How many liters of H2 at STP are required to react with 2.3 g of Fe3O4 to give FeO and H2O?

0.22L of H2

Explanation:

We'll begin by writing the balanced equation for the reaction. This is given below:

Fe3O4 + H2 - > 3FeO + H2O

Next, we shall determine the number of mole present in 2.3g of Fe3O4. This is illustrated below:

Molar mass of Fe3O4 = (56x3) + (16x4) = 232g/mol

Mass of Fe3O4 = 2.3g

Mole of Fe3O4 = ... ?

Mole = Mass/Molar Mass

Mole of Fe3O4 = 2.3/232 = 9.91x10^-3 mole.

Next, we shall determine the number of mole H2 needed for the reaction. This is illustrated below:

From the balanced equation above,

1 mole of Fe3O4 reacted with 1 mole of H2.

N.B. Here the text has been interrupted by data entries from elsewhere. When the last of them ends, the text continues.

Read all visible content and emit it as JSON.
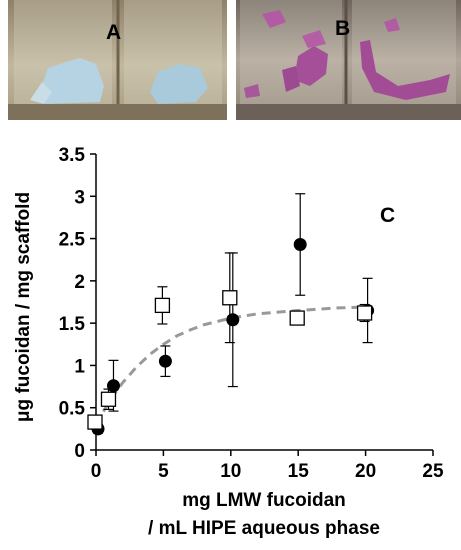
{
  "panels": {
    "a_label": "A",
    "b_label": "B",
    "c_label": "C"
  },
  "colors": {
    "photo_a_bg": "#b7ab8f",
    "photo_a_scaffold": "#a9c8d8",
    "photo_b_bg": "#9a8e82",
    "photo_b_scaffold": "#a8509a",
    "fit_line": "#999999"
  },
  "chart_data": {
    "type": "scatter",
    "xlabel_lines": [
      "mg LMW fucoidan",
      "/ mL HIPE aqueous phase"
    ],
    "ylabel": "μg fucoidan / mg scaffold",
    "xlim": [
      0,
      25
    ],
    "ylim": [
      0,
      3.5
    ],
    "x_ticks": [
      0,
      5,
      10,
      15,
      20,
      25
    ],
    "y_ticks": [
      0,
      0.5,
      1,
      1.5,
      2,
      2.5,
      3,
      3.5
    ],
    "y_tick_labels": [
      "0",
      "0.5",
      "1",
      "1.5",
      "2",
      "2.5",
      "3",
      "3.5"
    ],
    "grid": false,
    "series": [
      {
        "marker": "filled-circle",
        "points": [
          {
            "x": 0,
            "y": 0.25,
            "err": 0.05
          },
          {
            "x": 1,
            "y": 0.76,
            "err": 0.3
          },
          {
            "x": 5,
            "y": 1.05,
            "err": 0.18
          },
          {
            "x": 10,
            "y": 1.54,
            "err": 0.79
          },
          {
            "x": 15,
            "y": 2.43,
            "err": 0.6
          },
          {
            "x": 20,
            "y": 1.65,
            "err": 0.38
          }
        ]
      },
      {
        "marker": "open-square",
        "points": [
          {
            "x": 0,
            "y": 0.33,
            "err": 0.06
          },
          {
            "x": 1,
            "y": 0.6,
            "err": 0.12
          },
          {
            "x": 5,
            "y": 1.71,
            "err": 0.22
          },
          {
            "x": 10,
            "y": 1.8,
            "err": 0.53
          },
          {
            "x": 15,
            "y": 1.56,
            "err": 0.06
          },
          {
            "x": 20,
            "y": 1.62,
            "err": 0.1
          }
        ]
      }
    ],
    "fit_curve": {
      "style": "dashed",
      "points": [
        [
          0,
          0.3
        ],
        [
          1,
          0.58
        ],
        [
          2,
          0.8
        ],
        [
          3,
          0.98
        ],
        [
          4,
          1.13
        ],
        [
          5,
          1.25
        ],
        [
          6,
          1.35
        ],
        [
          7,
          1.42
        ],
        [
          8,
          1.48
        ],
        [
          10,
          1.56
        ],
        [
          12,
          1.61
        ],
        [
          15,
          1.65
        ],
        [
          18,
          1.68
        ],
        [
          20,
          1.69
        ]
      ]
    }
  }
}
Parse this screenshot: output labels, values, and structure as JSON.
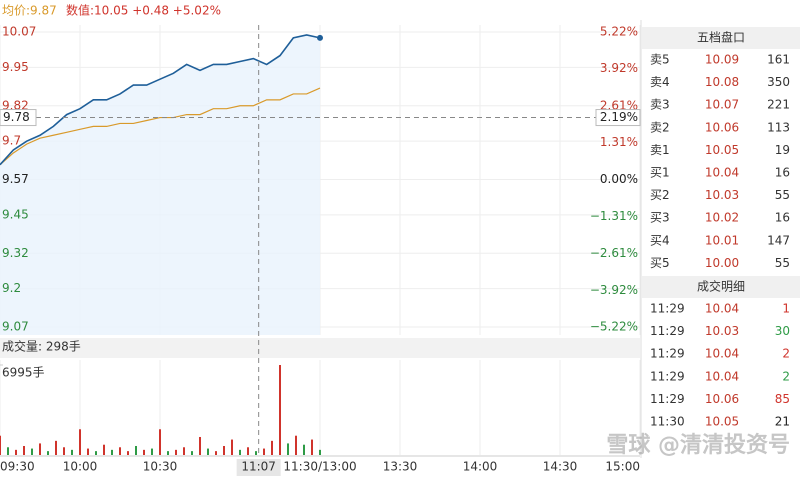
{
  "header": {
    "avg": "均价:9.87",
    "quote": "数值:10.05 +0.48 +5.02%"
  },
  "chart_data": [
    {
      "type": "line",
      "xlim": [
        0,
        240
      ],
      "xticks": [
        {
          "value": 0,
          "label": "09:30"
        },
        {
          "value": 30,
          "label": "10:00"
        },
        {
          "value": 60,
          "label": "10:30"
        },
        {
          "value": 120,
          "label": "11:30/13:00"
        },
        {
          "value": 150,
          "label": "13:30"
        },
        {
          "value": 180,
          "label": "14:00"
        },
        {
          "value": 210,
          "label": "14:30"
        },
        {
          "value": 240,
          "label": "15:00"
        }
      ],
      "ylim": [
        9.07,
        10.07
      ],
      "yticks": [
        10.07,
        9.95,
        9.82,
        9.7,
        9.57,
        9.45,
        9.32,
        9.2,
        9.07
      ],
      "yticks_labels_note_free": null,
      "y2lim": [
        -5.22,
        5.22
      ],
      "y2ticks": [
        {
          "value": 5.22,
          "label": "5.22%"
        },
        {
          "value": 3.92,
          "label": "3.92%"
        },
        {
          "value": 2.61,
          "label": "2.61%"
        },
        {
          "value": 1.31,
          "label": "1.31%"
        },
        {
          "value": 0,
          "label": "0.00%"
        },
        {
          "value": -1.31,
          "label": "−1.31%"
        },
        {
          "value": -2.61,
          "label": "−2.61%"
        },
        {
          "value": -3.92,
          "label": "−3.92%"
        },
        {
          "value": -5.22,
          "label": "−5.22%"
        }
      ],
      "grid": true,
      "x": [
        0,
        5,
        10,
        15,
        20,
        25,
        30,
        35,
        40,
        45,
        50,
        55,
        60,
        65,
        70,
        75,
        80,
        85,
        90,
        95,
        100,
        105,
        110,
        115,
        120
      ],
      "series": [
        {
          "color": "#1f5f99",
          "values": [
            9.62,
            9.67,
            9.7,
            9.72,
            9.75,
            9.79,
            9.81,
            9.84,
            9.84,
            9.86,
            9.89,
            9.89,
            9.91,
            9.93,
            9.96,
            9.94,
            9.96,
            9.96,
            9.97,
            9.98,
            9.96,
            9.99,
            10.05,
            10.06,
            10.05
          ]
        },
        {
          "color": "#d99a2b",
          "values": [
            9.62,
            9.66,
            9.69,
            9.71,
            9.72,
            9.73,
            9.74,
            9.75,
            9.75,
            9.76,
            9.76,
            9.77,
            9.78,
            9.78,
            9.79,
            9.79,
            9.81,
            9.81,
            9.82,
            9.82,
            9.84,
            9.84,
            9.86,
            9.86,
            9.88
          ]
        }
      ],
      "crosshair": {
        "x": 97,
        "x_label": "11:07",
        "y": 9.78,
        "y2": {
          "value": 2.19,
          "label": "2.19%"
        }
      }
    },
    {
      "type": "bar",
      "title": "成交量: 298手",
      "xlim": [
        0,
        240
      ],
      "ylim": [
        0,
        6995
      ],
      "yticks": [
        {
          "value": 6995,
          "label": "6995手"
        }
      ],
      "x": [
        0,
        3,
        6,
        9,
        12,
        15,
        18,
        21,
        24,
        27,
        30,
        33,
        36,
        39,
        42,
        45,
        48,
        51,
        54,
        57,
        60,
        63,
        66,
        69,
        72,
        75,
        78,
        81,
        84,
        87,
        90,
        93,
        96,
        99,
        102,
        105,
        108,
        111,
        114,
        117,
        120
      ],
      "values": [
        1500,
        600,
        400,
        700,
        500,
        900,
        300,
        1100,
        600,
        400,
        2000,
        500,
        300,
        800,
        400,
        600,
        300,
        700,
        400,
        500,
        2000,
        300,
        400,
        600,
        300,
        1400,
        500,
        300,
        700,
        1200,
        400,
        600,
        300,
        500,
        1100,
        6995,
        900,
        1500,
        800,
        1200,
        400
      ],
      "colors": [
        "#d0342c",
        "#2e9b46",
        "#d0342c",
        "#d0342c",
        "#2e9b46",
        "#d0342c",
        "#2e9b46",
        "#d0342c",
        "#d0342c",
        "#2e9b46",
        "#d0342c",
        "#d0342c",
        "#2e9b46",
        "#d0342c",
        "#2e9b46",
        "#d0342c",
        "#d0342c",
        "#2e9b46",
        "#d0342c",
        "#2e9b46",
        "#d0342c",
        "#2e9b46",
        "#d0342c",
        "#d0342c",
        "#2e9b46",
        "#d0342c",
        "#2e9b46",
        "#d0342c",
        "#d0342c",
        "#d0342c",
        "#2e9b46",
        "#d0342c",
        "#2e9b46",
        "#d0342c",
        "#d0342c",
        "#d0342c",
        "#2e9b46",
        "#d0342c",
        "#2e9b46",
        "#d0342c",
        "#2e9b46"
      ]
    }
  ],
  "order_book": {
    "title": "五档盘口",
    "rows": [
      [
        "卖5",
        "10.09",
        "161"
      ],
      [
        "卖4",
        "10.08",
        "350"
      ],
      [
        "卖3",
        "10.07",
        "221"
      ],
      [
        "卖2",
        "10.06",
        "113"
      ],
      [
        "卖1",
        "10.05",
        "19"
      ],
      [
        "买1",
        "10.04",
        "16"
      ],
      [
        "买2",
        "10.03",
        "55"
      ],
      [
        "买3",
        "10.02",
        "16"
      ],
      [
        "买4",
        "10.01",
        "147"
      ],
      [
        "买5",
        "10.00",
        "55"
      ]
    ]
  },
  "trades": {
    "title": "成交明细",
    "rows": [
      {
        "cells": [
          "11:29",
          "10.04",
          "1"
        ],
        "color": "#d0342c"
      },
      {
        "cells": [
          "11:29",
          "10.03",
          "30"
        ],
        "color": "#2e9b46"
      },
      {
        "cells": [
          "11:29",
          "10.04",
          "2"
        ],
        "color": "#d0342c"
      },
      {
        "cells": [
          "11:29",
          "10.04",
          "2"
        ],
        "color": "#2e9b46"
      },
      {
        "cells": [
          "11:29",
          "10.06",
          "85"
        ],
        "color": "#d0342c"
      },
      {
        "cells": [
          "11:30",
          "10.05",
          "21"
        ],
        "color": "#222222"
      }
    ]
  },
  "watermark": "雪球 @清清投资号"
}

Therefore, 9.91x10^-3 mole of Fe2O3 will also react with 9.91x10^-3 mole of H2.

Finally, we can obtain the volume of H2 required for the reaction as follow:

1 mole of a gas occupy 22.4L at stp.

Therefore, 9.91x10^-3 mole of H2 will occupy = 9.91x10^-3 x 22.4 = 0.22L

Therefore, 0.22L of H2 is required for the reaction.